Install only if you are comfortable sending search terms, URLs to extract, and any configured AnySearch API key to AnySearch. Do not use it for secrets, private internal URLs, regulated data, or confidential investigations unless you trust that provider and your workspace secret handling.

SkillSpector

By NVIDIA
Vulnerability Patterns
  • Data ExfiltrationExternal Transmission, Env Variable Harvesting, File System Enumeration
  • Excessive AgencyUnrestricted Tool Access, Autonomous Decision Making, Scope Creep
  • Trigger AbuseOverly Broad Trigger, Shadow Command Trigger, Keyword Baiting Trigger
  • Prompt InjectionInstruction Override, Hidden Instructions, Exfiltration Commands
  • Privilege EscalationExcessive Permissions, Sudo/Root Execution, Credential Access
Findings (6)

Context-Inappropriate Capability

Low
Confidence
90% confidence
Finding
The documentation explicitly instructs storing an API key in a local .env file, which expands the skill's behavior from search/extraction into credential handling. While .env storage is common, presenting it without safeguards can lead to accidental exposure through source control, logs, shared workspaces, or weak file permissions.

Missing User Warnings

Medium
Confidence
93% confidence
Finding
The README advertises real-time web search and URL extraction but does not clearly disclose that user queries and supplied URLs are transmitted to an external service.

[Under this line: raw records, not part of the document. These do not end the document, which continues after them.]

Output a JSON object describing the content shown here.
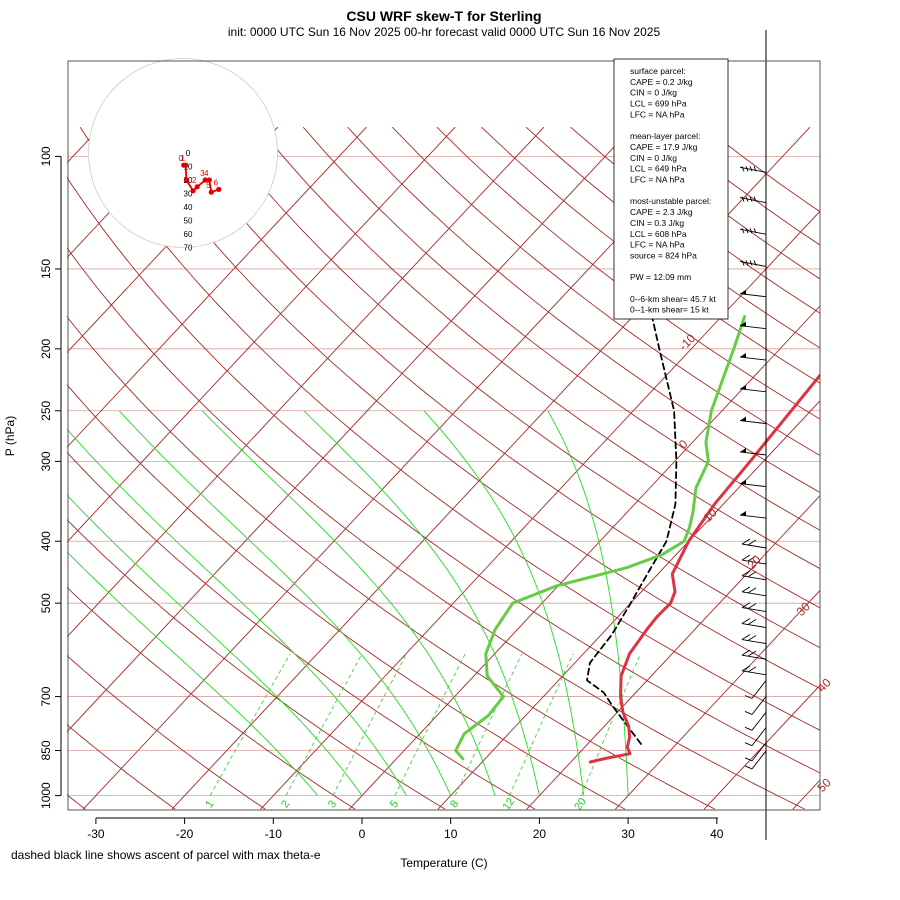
{
  "title": "CSU WRF skew-T for Sterling",
  "subtitle": "init: 0000 UTC Sun 16 Nov 2025     00-hr forecast valid 0000 UTC Sun 16 Nov 2025",
  "footnote": "dashed black line shows ascent of parcel with max theta-e",
  "colors": {
    "temperature": "#dd3344",
    "dewpoint": "#66cc44",
    "isotherm": "#a52a2a",
    "mixing_ratio": "#22cc22",
    "grid": "#cccccc",
    "parcel": "#000000"
  },
  "chart_data": {
    "type": "skew-t",
    "xlabel": "Temperature (C)",
    "ylabel": "P (hPa)",
    "x_ticks": [
      -30,
      -20,
      -10,
      0,
      10,
      20,
      30,
      40
    ],
    "xlim": [
      -33,
      46
    ],
    "y_ticks": [
      100,
      150,
      200,
      250,
      300,
      400,
      500,
      700,
      850,
      1000
    ],
    "ylim": [
      1000,
      100
    ],
    "y_scale": "log",
    "isotherm_labels": [
      -10,
      0,
      10,
      20,
      30,
      40,
      50
    ],
    "mixing_ratio_labels": [
      1,
      2,
      3,
      5,
      8,
      12,
      20
    ],
    "temperature_profile": [
      {
        "p": 886,
        "t": 22.2
      },
      {
        "p": 875,
        "t": 23.5
      },
      {
        "p": 860,
        "t": 25.8
      },
      {
        "p": 840,
        "t": 24.8
      },
      {
        "p": 810,
        "t": 24.0
      },
      {
        "p": 780,
        "t": 22.8
      },
      {
        "p": 740,
        "t": 20.6
      },
      {
        "p": 700,
        "t": 18.7
      },
      {
        "p": 650,
        "t": 16.6
      },
      {
        "p": 600,
        "t": 15.2
      },
      {
        "p": 550,
        "t": 14.6
      },
      {
        "p": 525,
        "t": 14.4
      },
      {
        "p": 500,
        "t": 14.5
      },
      {
        "p": 480,
        "t": 13.8
      },
      {
        "p": 450,
        "t": 11.6
      },
      {
        "p": 400,
        "t": 10.0
      },
      {
        "p": 350,
        "t": 9.0
      },
      {
        "p": 300,
        "t": 8.5
      },
      {
        "p": 250,
        "t": 7.8
      },
      {
        "p": 220,
        "t": 7.3
      },
      {
        "p": 200,
        "t": 7.5
      },
      {
        "p": 185,
        "t": 8.5
      },
      {
        "p": 170,
        "t": 10.5
      },
      {
        "p": 150,
        "t": 14.3
      },
      {
        "p": 130,
        "t": 18.4
      },
      {
        "p": 110,
        "t": 23.3
      }
    ],
    "dewpoint_profile": [
      {
        "p": 876,
        "t": 7.5
      },
      {
        "p": 850,
        "t": 5.8
      },
      {
        "p": 800,
        "t": 5.0
      },
      {
        "p": 750,
        "t": 5.8
      },
      {
        "p": 700,
        "t": 5.5
      },
      {
        "p": 650,
        "t": 1.5
      },
      {
        "p": 600,
        "t": -1.0
      },
      {
        "p": 550,
        "t": -2.5
      },
      {
        "p": 500,
        "t": -3.3
      },
      {
        "p": 470,
        "t": -0.2
      },
      {
        "p": 440,
        "t": 5.8
      },
      {
        "p": 420,
        "t": 8.4
      },
      {
        "p": 400,
        "t": 9.5
      },
      {
        "p": 380,
        "t": 8.6
      },
      {
        "p": 360,
        "t": 7.4
      },
      {
        "p": 330,
        "t": 5.2
      },
      {
        "p": 300,
        "t": 3.8
      },
      {
        "p": 280,
        "t": 1.5
      },
      {
        "p": 250,
        "t": -1.2
      },
      {
        "p": 220,
        "t": -3.5
      },
      {
        "p": 200,
        "t": -5.2
      },
      {
        "p": 178,
        "t": -7.4
      }
    ],
    "parcel_profile": [
      {
        "p": 830,
        "t": 26.0
      },
      {
        "p": 780,
        "t": 22.7
      },
      {
        "p": 720,
        "t": 18.5
      },
      {
        "p": 690,
        "t": 16.4
      },
      {
        "p": 660,
        "t": 13.2
      },
      {
        "p": 620,
        "t": 11.7
      },
      {
        "p": 560,
        "t": 11.2
      },
      {
        "p": 500,
        "t": 10.0
      },
      {
        "p": 450,
        "t": 8.8
      },
      {
        "p": 400,
        "t": 7.5
      },
      {
        "p": 350,
        "t": 4.6
      },
      {
        "p": 300,
        "t": 0.2
      },
      {
        "p": 250,
        "t": -5.4
      },
      {
        "p": 200,
        "t": -13.6
      },
      {
        "p": 170,
        "t": -19.5
      },
      {
        "p": 150,
        "t": -23.0
      },
      {
        "p": 130,
        "t": -27.5
      },
      {
        "p": 115,
        "t": -31.0
      },
      {
        "p": 107,
        "t": -33.0
      }
    ],
    "hodograph": {
      "ring_labels": [
        0,
        10,
        20,
        30,
        40,
        50,
        60,
        70
      ],
      "points": [
        {
          "label": "0",
          "u": 0.5,
          "v": 9
        },
        {
          "label": "1",
          "u": 2.0,
          "v": 9
        },
        {
          "label": "",
          "u": 2.5,
          "v": 20
        },
        {
          "label": "",
          "u": 7.5,
          "v": 28
        },
        {
          "label": "2",
          "u": 10.5,
          "v": 25
        },
        {
          "label": "3",
          "u": 16.5,
          "v": 20
        },
        {
          "label": "4",
          "u": 19.5,
          "v": 20
        },
        {
          "label": "5",
          "u": 21.0,
          "v": 29
        },
        {
          "label": "6",
          "u": 26.5,
          "v": 27
        }
      ]
    },
    "wind_barbs": [
      {
        "p": 104,
        "type": "ff"
      },
      {
        "p": 116,
        "type": "ff"
      },
      {
        "p": 130,
        "type": "ff"
      },
      {
        "p": 146,
        "type": "ff"
      },
      {
        "p": 164,
        "type": "p"
      },
      {
        "p": 184,
        "type": "p"
      },
      {
        "p": 206,
        "type": "p"
      },
      {
        "p": 231,
        "type": "p"
      },
      {
        "p": 259,
        "type": "p"
      },
      {
        "p": 290,
        "type": "p"
      },
      {
        "p": 325,
        "type": "p"
      },
      {
        "p": 364,
        "type": "p"
      },
      {
        "p": 404,
        "type": "f"
      },
      {
        "p": 428,
        "type": "f"
      },
      {
        "p": 453,
        "type": "f"
      },
      {
        "p": 480,
        "type": "f"
      },
      {
        "p": 508,
        "type": "f"
      },
      {
        "p": 538,
        "type": "f"
      },
      {
        "p": 570,
        "type": "f"
      },
      {
        "p": 603,
        "type": "f"
      },
      {
        "p": 638,
        "type": "f"
      },
      {
        "p": 675,
        "type": "s"
      },
      {
        "p": 715,
        "type": "s"
      },
      {
        "p": 757,
        "type": "s"
      },
      {
        "p": 800,
        "type": "s"
      },
      {
        "p": 845,
        "type": "s"
      },
      {
        "p": 870,
        "type": "s"
      }
    ]
  },
  "info_box": {
    "lines": [
      "surface parcel:",
      "CAPE = 0.2 J/kg",
      "CIN = 0 J/kg",
      "LCL = 699 hPa",
      "LFC = NA hPa",
      "",
      "mean-layer parcel:",
      "CAPE = 17.9 J/kg",
      "CIN = 0 J/kg",
      "LCL = 649 hPa",
      "LFC = NA hPa",
      "",
      "most-unstable parcel:",
      "CAPE = 2.3 J/kg",
      "CIN = 0.3 J/kg",
      "LCL = 608 hPa",
      "LFC = NA hPa",
      "source = 824 hPa",
      "",
      "PW =  12.09 mm",
      "",
      "0--6-km shear= 45.7 kt",
      "0--1-km shear= 15 kt"
    ]
  }
}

In an agent setting, this can cause unintended disclosure of sensitive prompts, internal URLs, tokens in query strings, or confidential investigation targets because operators may assume the skill is local-only.

Missing User Warnings

Medium
Confidence
95% confidence
Finding
The API key setup guidance recommends storing secrets in a .env file or exporting them directly in shell commands without warning about leakage through shell history, process inspection, accidental commits, or permissive filesystem access. In agent environments, these risks are amplified because logs, transcripts, workspace snapshots, and shared home directories may expose the credential to other tools or users.

Vague Triggers

Medium
Confidence
84% confidence
Finding
The trigger conditions are very broad and encourage activation for generic information retrieval, fact-checking, browsing, and many domain queries. Overbroad triggers increase the chance the agent invokes this skill unnecessarily, causing unneeded network egress of user prompts, URLs, or context to a third-party service.

Missing User Warnings

Medium
Confidence
94% confidence
Finding
The CLI accepts user-provided search queries, batch queries, and URLs, then forwards them to a third-party remote API, but the code contains no explicit user-facing disclosure or warning at the point of use. In a CLI context this creates a real privacy/security risk because operators may assume processing is local and unintentionally transmit sensitive internal URLs, search terms, or investigation data off-host.

Missing User Warnings

Medium
Confidence
94% confidence
Finding
The markdown tells the user/agent to save an API key to .env and retry, but provides no warning about secure storage, redaction, or repository leakage. In an agent setting, this is more dangerous because the instruction may cause automated persistence of secrets on disk beyond the user's awareness or intended consent boundaries.

VirusTotal

65/65 vendors flagged this skill as clean.